CBDA (Cannabidiolic Acid) Cannabinoid Guide
This post is part of a series on cannabis compounds. For more information and a listing of all other cannabinoids, see our Cannabis Compounds overview.
When discussing cannabis, the activated compounds like THC and CBD steal the show. What is not widely known is that these compounds are derived from precursor compounds that grow on the cannabis plant. For example, CBD is found as CBDA on the hemp plant.
As cannabis grows, CBGA biosynthesizes into three main cannabinoids: THCA, CBCA, and CBDA. These molecules are known as 'raw' or 'non-activated' cannabinoids. Not until these molecules undergo a heating process called decarboxylation do they transform into their well-known 'active' forms: THC, CBD, and CBC.
As time passes and investigations into the cannabis plant continue, the acid-form chemical precursor to CBD has begun to show extreme promise. Cannabidiolic Acid also known as CBDA is a naturally occurring phytocannabinoid abundant to high-CBD hemp and marijuana strains.
Molecular Mass: 358.2144 g/mol
Boiling Point: 120+ °C (248 °F)
Comparing CBD vs CBDA
Simply put, CBDA is the parent of CBD.
So why all the fuss about raw cannabinoids like Cannabidiolic Acid? Well, it turns out that these compounds provide unique and synergistic benefits to their heated forms. Specific to CBDA, the great promise and positive initial results have led to a fair amount of initial research on the compound.

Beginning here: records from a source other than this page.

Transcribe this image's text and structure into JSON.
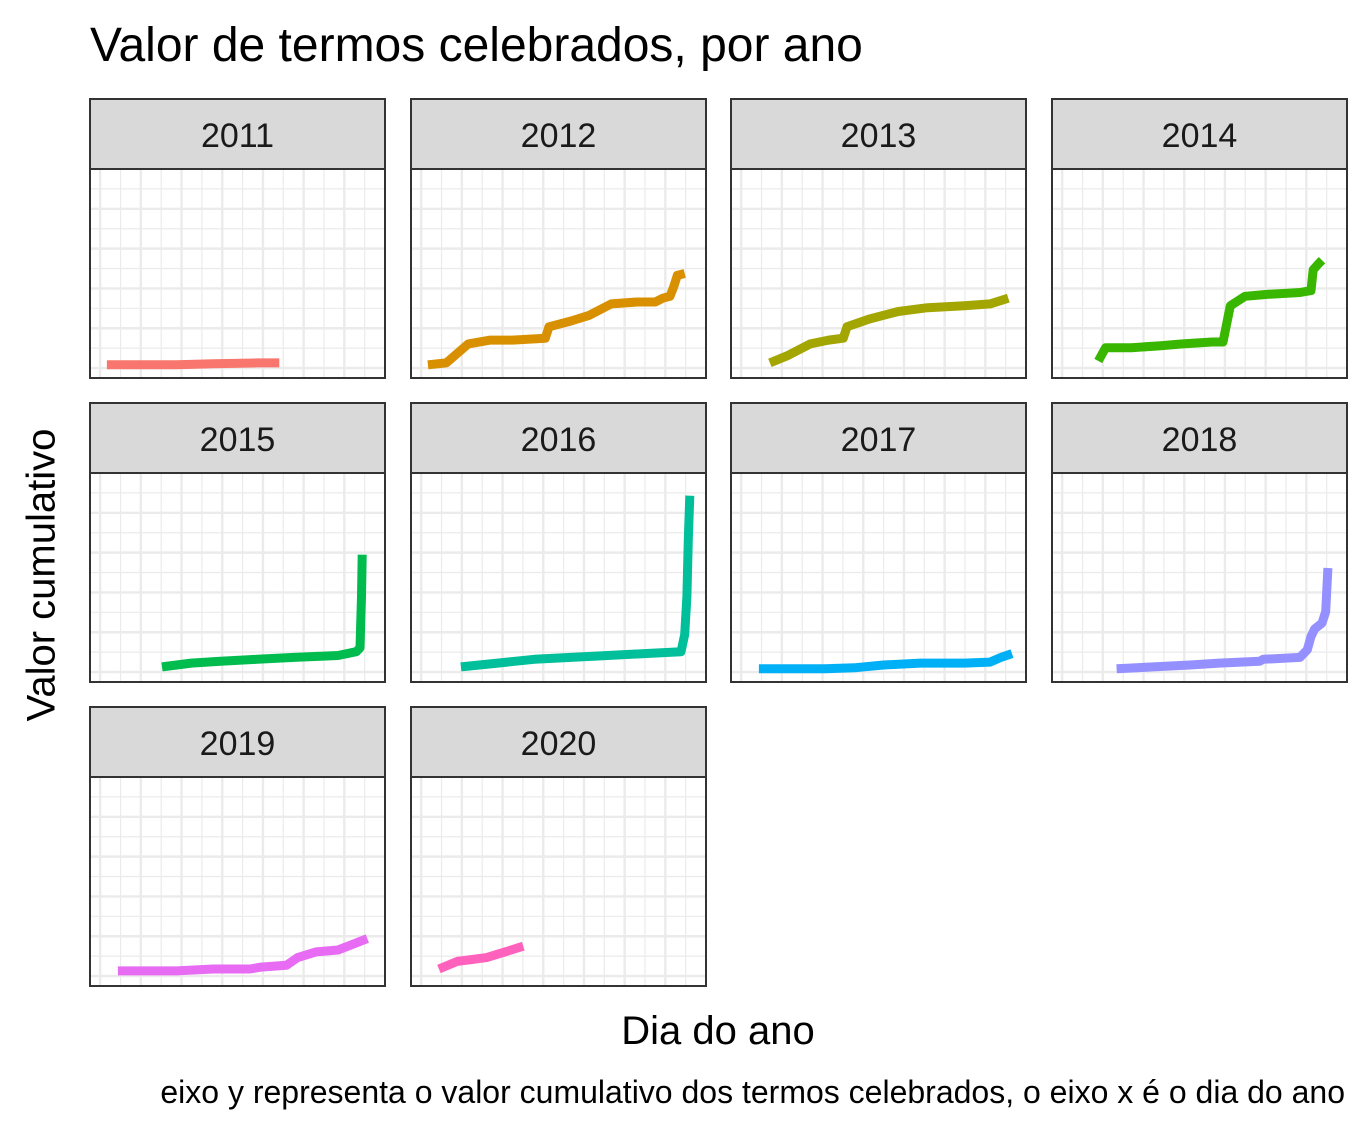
{
  "chart_data": {
    "type": "line",
    "title": "Valor de termos celebrados, por ano",
    "xlabel": "Dia do ano",
    "ylabel": "Valor cumulativo",
    "caption": "eixo y representa o valor cumulativo dos termos celebrados, o eixo x é o dia do ano",
    "x_ticks_shown": false,
    "y_ticks_shown": false,
    "grid": true,
    "legend": "none",
    "facet_by": "ano",
    "xlim": [
      0,
      366
    ],
    "ylim": [
      0,
      1
    ],
    "series": [
      {
        "name": "2011",
        "color": "#F8766D",
        "x": [
          5,
          50,
          100,
          150,
          210,
          240
        ],
        "y": [
          0.02,
          0.02,
          0.02,
          0.025,
          0.03,
          0.03
        ]
      },
      {
        "name": "2012",
        "color": "#D89000",
        "x": [
          5,
          30,
          60,
          90,
          120,
          165,
          170,
          200,
          225,
          255,
          290,
          315,
          325,
          335,
          340,
          345,
          355
        ],
        "y": [
          0.02,
          0.03,
          0.13,
          0.15,
          0.15,
          0.16,
          0.22,
          0.25,
          0.28,
          0.34,
          0.35,
          0.35,
          0.37,
          0.38,
          0.43,
          0.49,
          0.5
        ]
      },
      {
        "name": "2013",
        "color": "#A3A500",
        "x": [
          35,
          60,
          90,
          115,
          135,
          140,
          170,
          210,
          250,
          300,
          335,
          360
        ],
        "y": [
          0.03,
          0.07,
          0.13,
          0.15,
          0.16,
          0.22,
          0.26,
          0.3,
          0.32,
          0.33,
          0.34,
          0.37
        ]
      },
      {
        "name": "2014",
        "color": "#39B600",
        "x": [
          45,
          55,
          90,
          130,
          160,
          200,
          215,
          225,
          245,
          275,
          320,
          335,
          338,
          345,
          350
        ],
        "y": [
          0.04,
          0.11,
          0.11,
          0.12,
          0.13,
          0.14,
          0.14,
          0.33,
          0.38,
          0.39,
          0.4,
          0.41,
          0.52,
          0.55,
          0.57
        ]
      },
      {
        "name": "2015",
        "color": "#00BB4E",
        "x": [
          80,
          120,
          160,
          210,
          260,
          320,
          345,
          350,
          352,
          353
        ],
        "y": [
          0.03,
          0.05,
          0.06,
          0.07,
          0.08,
          0.09,
          0.11,
          0.13,
          0.4,
          0.62
        ]
      },
      {
        "name": "2016",
        "color": "#00BF9A",
        "x": [
          50,
          100,
          150,
          200,
          250,
          300,
          350,
          355,
          358,
          360,
          362
        ],
        "y": [
          0.03,
          0.05,
          0.07,
          0.08,
          0.09,
          0.1,
          0.11,
          0.2,
          0.4,
          0.7,
          0.93
        ]
      },
      {
        "name": "2017",
        "color": "#00B0F6",
        "x": [
          20,
          60,
          110,
          150,
          190,
          240,
          300,
          335,
          350,
          365
        ],
        "y": [
          0.02,
          0.02,
          0.02,
          0.025,
          0.04,
          0.05,
          0.05,
          0.055,
          0.08,
          0.1
        ]
      },
      {
        "name": "2018",
        "color": "#9590FF",
        "x": [
          70,
          120,
          170,
          210,
          265,
          270,
          320,
          330,
          335,
          340,
          350,
          355,
          358
        ],
        "y": [
          0.02,
          0.03,
          0.04,
          0.05,
          0.06,
          0.07,
          0.08,
          0.12,
          0.19,
          0.23,
          0.26,
          0.32,
          0.55
        ]
      },
      {
        "name": "2019",
        "color": "#E76BF3",
        "x": [
          20,
          60,
          100,
          150,
          200,
          215,
          250,
          265,
          290,
          320,
          340,
          360
        ],
        "y": [
          0.03,
          0.03,
          0.03,
          0.04,
          0.04,
          0.05,
          0.06,
          0.1,
          0.13,
          0.14,
          0.17,
          0.2
        ]
      },
      {
        "name": "2020",
        "color": "#FF62BC",
        "x": [
          20,
          45,
          65,
          85,
          110,
          135
        ],
        "y": [
          0.04,
          0.08,
          0.09,
          0.1,
          0.13,
          0.16
        ]
      }
    ]
  }
}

The positive signs provided by these studies have been strong enough that many companies are providing either raw extractions or blending these raw extracts with the more common decarboxylated extracts. I.E. raw CBDA formulas, or CBD+CBDA blends. The result is a range of products that provide additional, specific benefits to the user.
Where Can You Find CBDA?
Just like all the other raw cannabinoids, CBDA is found in mature hemp or marijuana that is ready for harvest. Despite this compound being extremely abundant in the plants used to create the CBD-rich products on the market today, finding CBDA can be though. This is because the vast majority of extractors decarboxylate, or heat, the extracted cannabinoids in order to activate them.
While you could simply eat cannabis to ingest this compound, most of the time that isn't a great option. Most companies creating a CBDA-rich product use a low-temperature juicing process to extract these raw compounds. As an example, hemp would be cold-pressed much like vegetable juice. The resulting liquid/extract is then sold directly or commonly blended with a heated extract.
A blended product containing raw and activated cannabinoids, as opposed to simply activated cannabinoids, has the potential to unlock an even higher level of the entourage effect. This could explain why products containing 1:1 CBDA to CBD are becoming more popular.